This article appeared on Rethinking65.com by Jerilyn Klein.
Don Rembert found his passion as a fiduciary after seeing small business owners struggle.
Donald Mosby “Don” Rembert, who tracked coin-operated phones for the Bell telephone system and built restaurant chains prior to becoming a financial advisor, didn’t just jumpstart a new career in his mid 30s — he discovered a life-long passion.
At 82, the founder of Rembert Pendleton Jackson (RPJ), a fee-only RIA firm in Falls Church, Va., still serves clients and advocate for the fiduciary rule. The firm, which continues to operate under its own name since its February 2020 acquisition by Sandy Spring Bank, manages approximately $1.58 billion in assets for about 1,000 clients.
“My career has been fantastic and my passion for staying fully engaged has only grown stronger! I have been blessed beyond my wildest expectations!!” Rembert told me in an email prior to our recent phone conversation. His optimism also permeated our call, even when he spoke of his battle last year with esophageal and stomach cancer.
“A statement I want to make is, there’s hope, man, don’t give up hope,” he said. “I went through 28 radiations, I went through 75 chemotherapies and I went through a nine-hour operation at Georgetown University, and I’m here talking with you.”
“It’s been a wild scene,” said Rembert, because the merger (a liquidity event for his firm), his surgery and the start of the pandemic all happened within weeks. “They’ve treated us wonderfully,” he says of Sandy Spring Bank, which acquired RPJ to expand its wealth management services. “It’s a marriage that I was frightened about, but holistically, it couldn’t be better.”
During the pandemic, Rembert has been working through the firm’s virtual private network. “Retirement is not part of my vernacular or even part of my thinking,” he said. “I could retire tomorrow, it’s not an issue, but I love what I do.”
This includes teaching his younger colleagues, whom he refers to as his kids — and some of them, he noted, are young enough to be his grandkids.

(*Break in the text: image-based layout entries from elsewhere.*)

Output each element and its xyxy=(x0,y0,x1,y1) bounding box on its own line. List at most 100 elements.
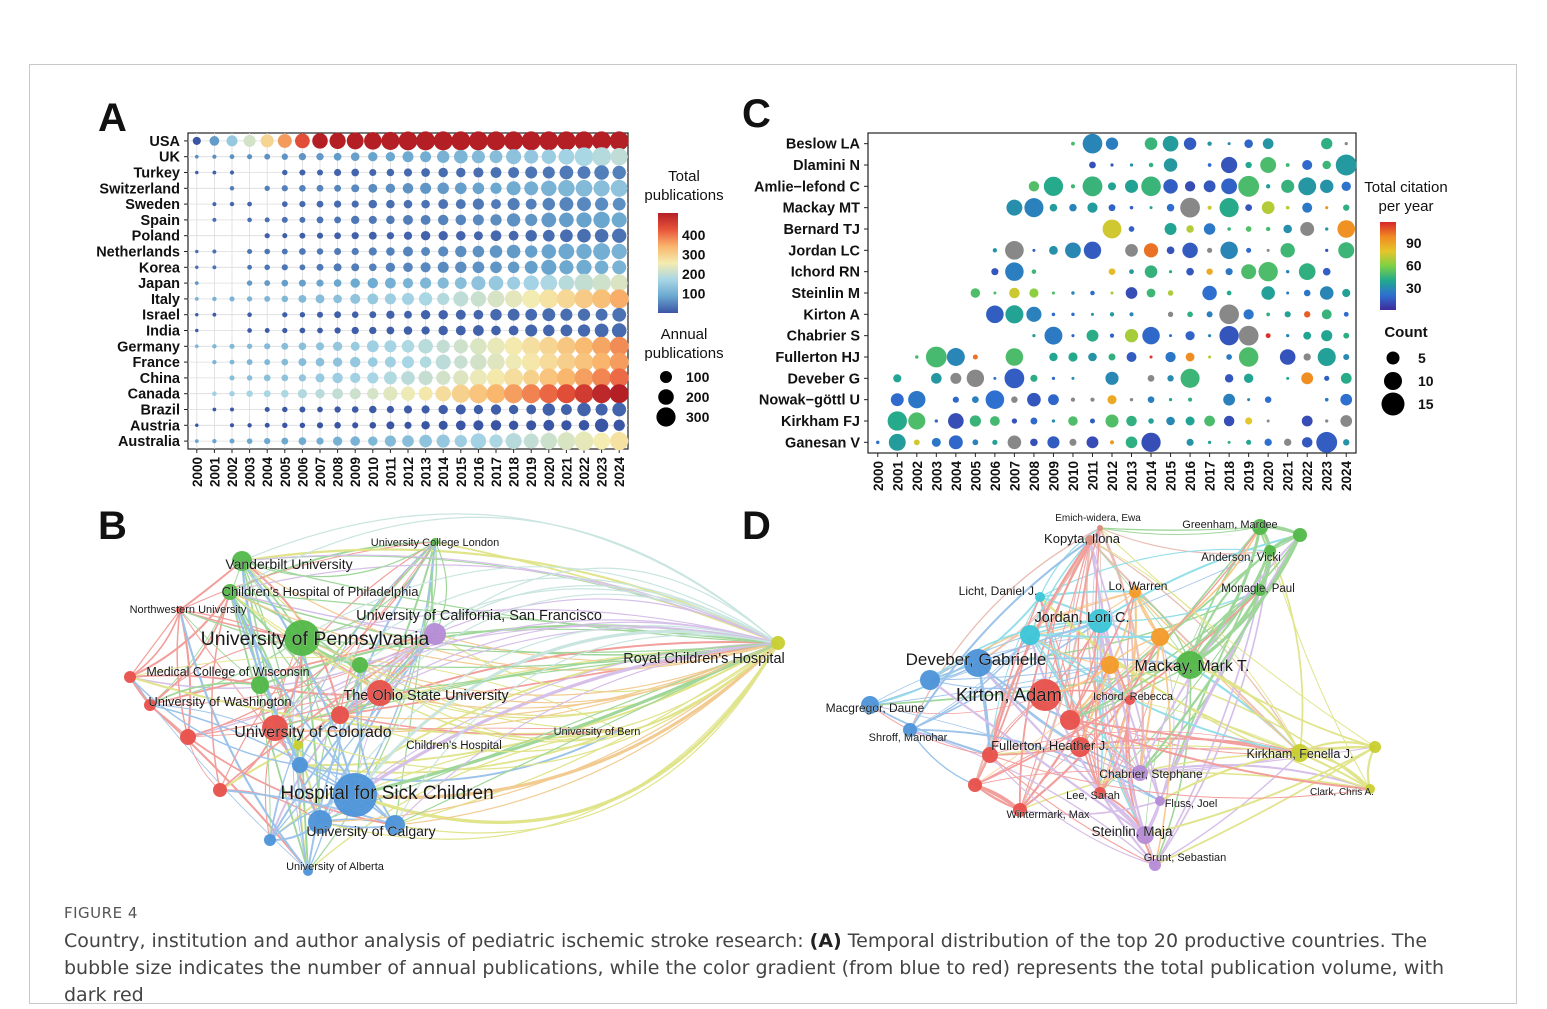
edge xyxy=(241,560,357,796)
bubble xyxy=(490,261,502,274)
bubble xyxy=(437,261,449,273)
bubble xyxy=(246,390,253,397)
size-key xyxy=(1386,351,1400,365)
bubble xyxy=(334,422,341,429)
bubble xyxy=(969,415,981,427)
bubble xyxy=(386,232,395,240)
edge xyxy=(1029,539,1091,636)
figure-caption: Country, institution and author analysis… xyxy=(64,928,1484,1009)
bubble xyxy=(281,153,288,160)
bubble xyxy=(195,249,199,254)
edge xyxy=(1089,539,1301,754)
edge xyxy=(1069,591,1136,721)
bubble xyxy=(368,215,377,224)
bubble xyxy=(1024,198,1044,218)
bubble xyxy=(316,184,324,192)
bubble xyxy=(315,357,325,367)
edge xyxy=(339,642,779,716)
network-node xyxy=(1085,535,1095,545)
bubble xyxy=(420,310,431,320)
bubble xyxy=(1219,325,1239,346)
bubble xyxy=(264,343,271,350)
bubble xyxy=(246,438,253,444)
network-node xyxy=(1252,519,1268,535)
bubble xyxy=(1167,375,1174,382)
bubble xyxy=(486,368,506,388)
edge xyxy=(339,642,779,716)
bubble xyxy=(490,230,502,242)
bubble xyxy=(229,201,235,207)
bubble xyxy=(438,404,448,415)
bubble xyxy=(1303,289,1311,297)
network-node xyxy=(292,757,308,773)
bubble xyxy=(1082,176,1103,197)
bubble xyxy=(451,131,471,151)
bubble xyxy=(594,260,609,275)
bubble xyxy=(334,184,342,192)
edge xyxy=(1129,699,1371,790)
edge xyxy=(394,642,779,834)
bubble xyxy=(473,420,484,431)
year-label: 2021 xyxy=(559,457,574,488)
bubble xyxy=(574,384,594,404)
bubble xyxy=(470,291,487,307)
bubble xyxy=(1180,368,1200,388)
bubble xyxy=(315,342,325,351)
edge xyxy=(301,608,779,644)
bubble xyxy=(612,402,627,417)
edge xyxy=(339,585,779,716)
bubble xyxy=(539,336,559,356)
bubble xyxy=(1243,373,1254,384)
bubble xyxy=(1280,243,1295,258)
bubble xyxy=(334,311,342,319)
bubble xyxy=(1208,334,1212,338)
figure-label: FIGURE 4 xyxy=(64,904,138,922)
bubble xyxy=(435,385,451,402)
institution-label: University of California, San Francisco xyxy=(356,608,602,624)
network-node xyxy=(262,715,288,741)
bubble xyxy=(966,369,985,388)
bubble xyxy=(384,340,397,353)
country-label: Germany xyxy=(117,339,180,355)
edge xyxy=(1029,634,1141,774)
bubble xyxy=(525,230,537,242)
size-key xyxy=(658,389,674,405)
bubble xyxy=(1227,227,1231,231)
edge xyxy=(354,541,436,796)
bubble xyxy=(366,340,379,353)
year-label: 2007 xyxy=(313,457,328,487)
institution-label: The Ohio State University xyxy=(343,688,509,704)
bubble xyxy=(1049,203,1058,212)
edge xyxy=(149,637,303,706)
bubble xyxy=(1325,227,1329,231)
edge xyxy=(129,674,261,686)
bubble xyxy=(1048,394,1059,406)
bubble xyxy=(931,373,942,384)
edge xyxy=(974,634,1031,786)
bubble xyxy=(212,249,217,254)
bubble xyxy=(1105,414,1119,428)
bubble xyxy=(194,281,199,285)
bubble xyxy=(1262,138,1274,150)
edge xyxy=(929,620,1101,681)
bubble xyxy=(1202,285,1217,301)
panel-label-a: A xyxy=(98,96,127,140)
bubble xyxy=(611,323,627,338)
bubble xyxy=(299,312,306,318)
year-label: 2012 xyxy=(1105,461,1120,491)
edge xyxy=(434,598,779,644)
bubble xyxy=(1183,137,1197,150)
bubble xyxy=(229,438,235,444)
bubble xyxy=(1007,435,1022,450)
author-label: Amlie−lefond C xyxy=(754,179,860,195)
bubble xyxy=(506,244,521,259)
bubble xyxy=(1030,417,1038,425)
bubble xyxy=(577,324,591,337)
year-label: 2005 xyxy=(278,457,293,488)
bubble xyxy=(574,352,594,372)
edge xyxy=(187,727,621,738)
bubble xyxy=(611,212,627,228)
bubble xyxy=(351,247,359,256)
bubble xyxy=(247,328,252,333)
bubble xyxy=(574,431,594,451)
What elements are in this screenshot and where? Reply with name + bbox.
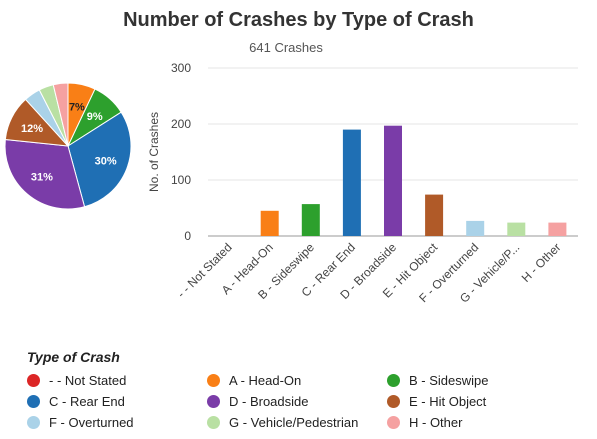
x-tick-label: H - Other	[519, 240, 564, 285]
legend-label: B - Sideswipe	[409, 372, 489, 388]
legend-swatch	[27, 394, 40, 408]
y-tick-label: 0	[184, 229, 191, 243]
legend-label: - - Not Stated	[49, 372, 127, 388]
pie-slice-label: 7%	[69, 102, 85, 114]
legend-swatch	[207, 394, 220, 408]
pie-slice-label: 9%	[87, 111, 103, 123]
bar[interactable]	[384, 125, 402, 236]
bar[interactable]	[507, 222, 526, 236]
legend-label: D - Broadside	[229, 393, 309, 409]
legend-swatch	[387, 394, 400, 408]
legend-swatch	[207, 373, 220, 387]
bar[interactable]	[466, 220, 485, 236]
legend-swatch	[27, 373, 40, 387]
legend-item[interactable]: D - Broadside	[207, 392, 308, 410]
legend-label: A - Head-On	[229, 372, 302, 388]
legend-item[interactable]: F - Overturned	[27, 413, 134, 431]
bar[interactable]	[260, 210, 279, 236]
pie-slice[interactable]	[52, 82, 69, 147]
chart-subtitle: 641 Crashes	[249, 40, 323, 55]
legend-item[interactable]: B - Sideswipe	[387, 371, 488, 389]
y-axis-label: No. of Crashes	[147, 112, 161, 192]
y-tick-label: 300	[171, 61, 191, 75]
legend-title: Type of Crash	[27, 349, 120, 365]
chart-title: Number of Crashes by Type of Crash	[123, 9, 474, 31]
bar[interactable]	[548, 222, 567, 236]
pie-slice-label: 30%	[95, 156, 117, 168]
legend-item[interactable]: - - Not Stated	[27, 371, 126, 389]
legend-swatch	[27, 415, 40, 429]
pie-slice-label: 12%	[21, 123, 43, 135]
legend-swatch	[207, 415, 220, 429]
legend-label: E - Hit Object	[409, 393, 487, 409]
pie-slice-label: 31%	[31, 172, 53, 184]
y-tick-label: 200	[171, 117, 191, 131]
pie-slice[interactable]	[67, 111, 132, 208]
legend-swatch	[387, 373, 400, 387]
y-tick-label: 100	[171, 173, 191, 187]
legend-item[interactable]: A - Head-On	[207, 371, 301, 389]
pie-chart: 7%9% 30% 31% 12%	[4, 82, 132, 210]
legend-label: C - Rear End	[49, 393, 125, 409]
legend-item[interactable]: E - Hit Object	[387, 392, 486, 410]
bar[interactable]	[425, 194, 444, 236]
bar[interactable]	[342, 129, 361, 236]
legend-swatch	[387, 415, 400, 429]
bar[interactable]	[301, 204, 320, 236]
legend-item[interactable]: G - Vehicle/Pedestrian	[207, 413, 358, 431]
legend-label: H - Other	[409, 414, 463, 430]
legend-label: F - Overturned	[49, 414, 134, 430]
legend-label: G - Vehicle/Pedestrian	[229, 414, 359, 430]
pie-slice[interactable]	[4, 138, 86, 210]
legend-item[interactable]: H - Other	[387, 413, 462, 431]
legend-item[interactable]: C - Rear End	[27, 392, 125, 410]
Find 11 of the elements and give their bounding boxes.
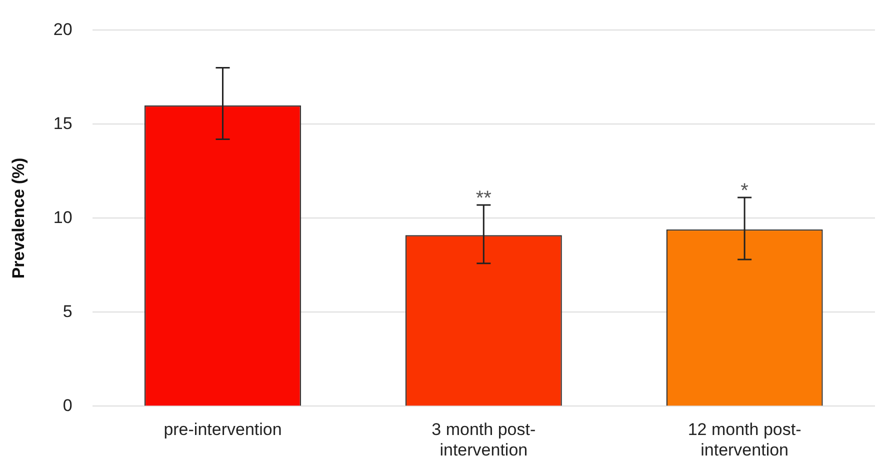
y-tick-label: 15 xyxy=(53,114,72,133)
y-axis-title: Prevalence (%) xyxy=(8,158,28,279)
annotation: * xyxy=(740,180,749,202)
y-tick-label: 20 xyxy=(53,20,72,39)
y-tick-label: 5 xyxy=(62,302,72,321)
y-tick-label: 10 xyxy=(53,208,72,227)
y-tick-label: 0 xyxy=(62,396,72,415)
x-tick-label: 12 month post-intervention xyxy=(688,420,802,460)
x-tick-label: 3 month post-intervention xyxy=(432,420,536,460)
annotation: ** xyxy=(476,188,492,210)
x-tick-label: pre-intervention xyxy=(164,420,282,440)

His son Charlie, CEO of Rembert Pendleton Jackson, joined the 14-employee firm 26 years ago.
In addition to sharing his philosophy with his colleagues (Rembert describes himself as “a big proponent” of the Austrian school of economics), he encourages everyone to read the Uniform Prudent Investor Act.
“All in, it’s about 23 pages, but to me it’s the most important document that ever came out and still today is still not really understood,” said Rembert, who provided me with a crash course in the legislation’s history. He’s also a member of the chairman’s council of the Institute for the Fiduciary Standard.
Although Rembert’s formal education is in economics and not law, “I try to be as cognizant of the legal side of it and the economic side of it as I can possibly be,” he said.
Regarding the fiduciary rule, “The industry has been afraid to really fully endorse it, in my opinion, and so I’ve been after them to say, ‘Look, you can’t ride two horses; you’re either for the client, or you work for the company.’ You can’t do both. It’s not possible.”